Die Vorfreude auf die Wiedereröffnung ist bei den Betreibern der Läden unter den Lauben wohl am Grössten: Denn sie machten durch lautstarke Proteste auf sich aufmerksam. «Seit Beginn der Marktgass-Baustelle ist mein Umsatz im Durchschnitt um ein Drittel gesunken», klagte etwa Margrit Fankhauser vor rund zwei Monaten. Auch weitere Marktverkäufer und Ladenbesitzer hatten mit Umsatzeinbussen von bis zu 60 Prozent zu kämpfen. In der Folge jagte eine Sonderaktion die nächste. «Wir brauchen den Sonderverkauf, um die Liquidität zu sichern» sagte etwa Johnny Beyeler, Filialleiter von Universal-Sport gegenüber «Blick am Abend». War des Übels Ausmass nun doch nicht so gross? Denn das Bild, das an der gestrigen Medienkonferenz vermittelt wurde, gestaltete sich durchwegs positiv.
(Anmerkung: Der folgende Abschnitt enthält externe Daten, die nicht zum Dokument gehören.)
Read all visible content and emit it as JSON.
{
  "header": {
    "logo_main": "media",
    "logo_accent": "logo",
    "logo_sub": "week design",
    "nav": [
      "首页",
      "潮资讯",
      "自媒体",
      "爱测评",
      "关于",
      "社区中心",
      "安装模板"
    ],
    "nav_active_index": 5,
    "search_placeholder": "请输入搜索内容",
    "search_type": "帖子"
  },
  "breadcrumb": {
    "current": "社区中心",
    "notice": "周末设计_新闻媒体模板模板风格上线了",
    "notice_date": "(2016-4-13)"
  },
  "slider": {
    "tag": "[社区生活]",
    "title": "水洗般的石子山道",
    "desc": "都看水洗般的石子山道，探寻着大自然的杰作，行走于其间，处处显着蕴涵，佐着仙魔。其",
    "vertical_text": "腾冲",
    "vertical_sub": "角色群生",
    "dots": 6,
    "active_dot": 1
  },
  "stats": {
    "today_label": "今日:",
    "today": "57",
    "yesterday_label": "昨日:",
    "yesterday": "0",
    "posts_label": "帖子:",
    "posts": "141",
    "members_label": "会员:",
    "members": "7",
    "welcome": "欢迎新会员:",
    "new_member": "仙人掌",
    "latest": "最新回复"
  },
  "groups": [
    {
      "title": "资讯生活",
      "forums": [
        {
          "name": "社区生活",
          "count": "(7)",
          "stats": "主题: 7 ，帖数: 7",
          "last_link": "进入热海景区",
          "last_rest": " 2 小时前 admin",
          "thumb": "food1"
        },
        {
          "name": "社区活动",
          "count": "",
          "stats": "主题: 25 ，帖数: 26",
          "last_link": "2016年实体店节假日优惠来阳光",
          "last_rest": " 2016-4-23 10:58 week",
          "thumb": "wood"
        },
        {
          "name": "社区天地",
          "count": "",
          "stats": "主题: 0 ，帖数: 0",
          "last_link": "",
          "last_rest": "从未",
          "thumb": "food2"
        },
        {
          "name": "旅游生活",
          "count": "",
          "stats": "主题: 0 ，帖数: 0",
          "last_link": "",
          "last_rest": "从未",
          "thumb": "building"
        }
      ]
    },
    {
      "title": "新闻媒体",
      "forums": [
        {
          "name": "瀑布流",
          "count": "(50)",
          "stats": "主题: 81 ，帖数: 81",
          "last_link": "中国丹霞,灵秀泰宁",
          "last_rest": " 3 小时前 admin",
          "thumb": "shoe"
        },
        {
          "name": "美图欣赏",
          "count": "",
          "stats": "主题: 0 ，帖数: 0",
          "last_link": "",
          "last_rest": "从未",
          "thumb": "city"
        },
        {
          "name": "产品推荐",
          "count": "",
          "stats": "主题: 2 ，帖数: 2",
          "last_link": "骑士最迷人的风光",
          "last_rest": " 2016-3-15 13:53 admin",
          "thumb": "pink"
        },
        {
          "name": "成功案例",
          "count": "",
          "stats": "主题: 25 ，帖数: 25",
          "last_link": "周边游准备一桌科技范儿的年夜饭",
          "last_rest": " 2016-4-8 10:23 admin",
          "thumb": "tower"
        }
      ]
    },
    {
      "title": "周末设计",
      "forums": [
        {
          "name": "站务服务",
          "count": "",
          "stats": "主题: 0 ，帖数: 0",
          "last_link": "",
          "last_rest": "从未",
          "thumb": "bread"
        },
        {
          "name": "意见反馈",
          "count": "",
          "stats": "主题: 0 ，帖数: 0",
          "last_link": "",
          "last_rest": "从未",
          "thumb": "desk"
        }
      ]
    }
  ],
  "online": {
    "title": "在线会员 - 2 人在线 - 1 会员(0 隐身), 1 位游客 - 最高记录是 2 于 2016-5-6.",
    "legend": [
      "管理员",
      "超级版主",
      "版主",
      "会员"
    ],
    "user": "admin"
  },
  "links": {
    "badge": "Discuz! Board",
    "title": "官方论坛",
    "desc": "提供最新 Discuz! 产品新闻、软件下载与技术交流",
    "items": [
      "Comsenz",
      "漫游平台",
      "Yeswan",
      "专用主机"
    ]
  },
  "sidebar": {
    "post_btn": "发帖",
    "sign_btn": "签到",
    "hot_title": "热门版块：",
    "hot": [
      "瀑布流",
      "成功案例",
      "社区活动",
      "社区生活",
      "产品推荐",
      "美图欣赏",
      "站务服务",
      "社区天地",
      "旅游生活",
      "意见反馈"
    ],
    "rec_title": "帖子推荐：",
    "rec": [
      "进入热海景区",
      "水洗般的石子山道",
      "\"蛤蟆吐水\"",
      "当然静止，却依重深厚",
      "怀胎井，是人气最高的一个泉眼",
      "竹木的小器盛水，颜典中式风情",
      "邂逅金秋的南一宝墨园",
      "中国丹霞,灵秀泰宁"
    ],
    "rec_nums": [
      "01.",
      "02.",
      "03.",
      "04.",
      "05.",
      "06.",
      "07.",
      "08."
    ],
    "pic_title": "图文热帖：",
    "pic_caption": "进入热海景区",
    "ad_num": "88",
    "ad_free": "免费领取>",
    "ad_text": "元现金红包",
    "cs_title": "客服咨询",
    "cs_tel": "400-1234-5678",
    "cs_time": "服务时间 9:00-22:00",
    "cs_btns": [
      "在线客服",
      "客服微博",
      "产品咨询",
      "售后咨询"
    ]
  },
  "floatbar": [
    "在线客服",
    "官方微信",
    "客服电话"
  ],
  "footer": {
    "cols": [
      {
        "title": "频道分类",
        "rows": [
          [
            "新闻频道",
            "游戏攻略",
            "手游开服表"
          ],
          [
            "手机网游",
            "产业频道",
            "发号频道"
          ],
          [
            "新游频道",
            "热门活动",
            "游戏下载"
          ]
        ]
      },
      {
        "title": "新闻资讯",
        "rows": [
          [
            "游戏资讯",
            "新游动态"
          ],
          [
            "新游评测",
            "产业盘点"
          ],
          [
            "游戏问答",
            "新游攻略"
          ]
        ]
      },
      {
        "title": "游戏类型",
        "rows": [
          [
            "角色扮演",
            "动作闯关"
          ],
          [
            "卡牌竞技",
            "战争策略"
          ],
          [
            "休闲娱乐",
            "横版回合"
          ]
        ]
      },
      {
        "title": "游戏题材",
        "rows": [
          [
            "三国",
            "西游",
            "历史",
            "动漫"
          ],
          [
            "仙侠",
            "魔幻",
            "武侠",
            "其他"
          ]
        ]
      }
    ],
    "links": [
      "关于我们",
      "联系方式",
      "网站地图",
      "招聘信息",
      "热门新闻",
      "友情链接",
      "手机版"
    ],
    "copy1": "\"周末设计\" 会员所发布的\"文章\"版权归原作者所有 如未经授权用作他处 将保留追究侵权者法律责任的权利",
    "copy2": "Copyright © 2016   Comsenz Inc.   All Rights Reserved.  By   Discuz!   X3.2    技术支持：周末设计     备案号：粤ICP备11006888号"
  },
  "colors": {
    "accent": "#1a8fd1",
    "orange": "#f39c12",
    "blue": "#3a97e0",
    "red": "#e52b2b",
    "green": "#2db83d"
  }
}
Umsatzeinbussen – aber nicht nur wegen der Baustelle

Die «teils relativ grossen» Umsatzeinbussen der Gewerbler wurden zwar erwähnt, dennoch scheint es nun im Nachhinein gar nicht so schlimm gewesen zu sein wie befürchtet. Die Situation sei für alle anspruchsvoll gewesen, resümierte Sven Gubler, Direktor von Bern City. Dies sei aber keineswegs nur wegen der Baustelle so gewesen: «Mit 50 Prozent Dauerregen fiel der Frühling relativ schlecht aus.» Hinzu komme, dass es auch jetzt im Herbst zu warm sei, um bereits Wintermäntel zu kaufen. Dies habe ebenso zu teilweise hohen Umsatzeinbussen geführt. Insgesamt sei die geleistete Arbeit jedoch lobenswert. So optimistisch sehen es aber lange nicht alle. Thomas Balmer, Präsident des Gewerbeverbandes KMU Stadt Bern, ist nach wie vor nicht zufrieden mit dem Arbeitsumfang, der in der Marktgasse geleistet wurde.

«Unnötiger Perfektionismus»

«Ich halte an meiner ursprünglichen Ansicht fest», sagte Balmer auf Anfrage. Diese war, dass die Stadt unnötig viel saniere. Denn die Problematik sei, dass die unterschiedlichen Elemente eines Bauwerks immer eine unterschiedliche Lebensdauer hätten: «Die Oberfläche lebt weniger lang als die Leitungen im Untergrund», so Balmer. «Was ich kritisiert habe und nach wie vor kritisiere, ist, dass man den gesamten Untergrund aufgerissen und die Leitungen neu verlegt hat.» Dies sei noch gar nicht nötig gewesen – das hätte man auch gut in 20 Jahren, bei der nächsten Gleissanierung, machen können. «Doch die Stadt und das Tiefbauamt haben ihren unnötigen Perfektionismus weitergetrieben.» Für ihn sei das ein Zeichen seitens der Stadt, dass sie «offensichtlich einfach zu viel Geld hat, das sie ausgeben kann». Balmer ist sich sicher: Die Sanierung von Gleisen und Pflasterung allein hätten gereicht; das gesamte Unterfangen der Sanierung Marktgasse hätte deutlich weniger lange gedauert und die Geschäfte hätten somit auch weniger Umsatzeinbussen zu beklagen gehabt.

Sven Gubler weiss um die suboptimale Situation, mit der die Geschäfte in der Marktgasse zu kämpfen hatten. Er bleibt jedoch optimistisch: «Man muss teilweise in den sauren Apfel beissen. Denn eine schöne Gasse bringt uns mehr Frequenz als das Geflick, das wir bis jetzt hatten.» Er freue sich nun hauptsächlich auf das «Pflaschter-Fescht» vom Samstag, 14. September, und auf den Normalbetrieb, der am Sonntag, 15. September, wieder aufgenommen wird.